Il y a de très belles plumes. Des femmes et des hommes écrivent et éditent quand l’occasion se présente. Toutefois, la littérature n’est pas estimée à sa juste valeur en Algérie. L’Etat n’investit pas assez pour promouvoir le culturel. Même si certaines initiatives sont à encourager, beaucoup reste à faire et même à refaire. Notre société aussi, perdue dans les rouages de la cherté de la vie et d’une matérialisation farouche, peine à valoriser la chose culturelle. Pêle-mêle, l’Algérien se retrouve, de plus en plus loin du livre, loin des vraies valeurs. Et c’est peut être le cas de beaucoup de pays aussi.

Que pensez-vous du livre amazigh ?

Les livres écrits en Tamazight se multiplient. A compte d’auteur, ou à compte de l’édition, des centaines de livres ont été publiés en peu de temps. Cependant, tant que notre langue, plusieurs fois millénaire, n’est pas prise en charge officiellement, le chemin ne sera pas court. Le Berbère ne doit pas être folklorisé. C’est une langue comme les autres et mérite de bénéficier de tous les moyens humains et matériels. Tous les gens qui travaillent dans le domaine livresque ont besoin d’encouragement et d’accompagnement. De l’écriture, passant par la publication et la commercialisation, toute la chaîne est à appuyer. Par ailleurs, il ne faut pas omettre de dire que Tamazight a été plus considérée du temps de la clandestinité que de nos jours, à l’air de l’ouverture dite démocratique. Comme si notre culture ancestrale est reléguée aux oubliettes. Peut-être est-il temps qu’on se pose les vraies questions.

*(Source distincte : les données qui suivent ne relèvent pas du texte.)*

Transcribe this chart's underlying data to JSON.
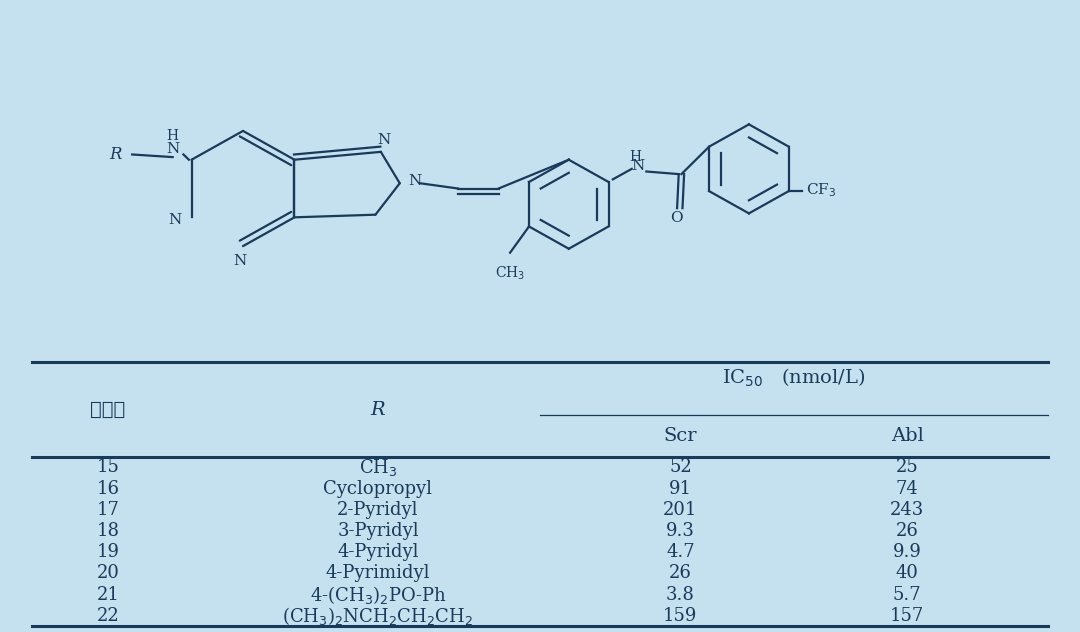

Quelle est la place du livre dans le monde des nouvelles technologies ?

Le livre résiste depuis la nuit du temps et rien d’autre ne pourra le détrôner. Certes, les médias lourds et les nouvelles technologies ont supplanté pas mal d’espaces, réservés autrefois au livre, mais le livre est toujours là et il le restera. On peut communiquer par Internet, voir un film, lire sur son propre téléphone, mais rien ne peut remplacer un livre. Même si nombre de gens laissent la poussière affubler le livre, d’autres gens conscients et lucides vont le dépoussiérer et le valoriser. C’est l’éternel retour entre le bien et le mal, entre la beauté et la laideur (rires).

Quels sont vos projets artistiques ?

Je continue mon périple littéraire et existentiel. J’ai toujours des livres en chantier, en berbère, en arabe et en français. Je vais les publier plus tard. Je me consacre aussi à la lecture car elle est indissociable de l’écriture. Dans quelques jours je vais rééditer mes anciens livres. Comme je vais éditer, un livre inédit : « Je vais encore prendre le large », un recueil de poésie que je viens de terminer. Dans ce livre j’ai écrit de courts poèmes, mais aussi de longs poèmes où la narration, les questionnements existentiels et bien d’autres thèmes sont abordés avec de nouvelles approches. J’espère que mes lectrices et mes lecteurs apprécieront mes nouveaux écrits.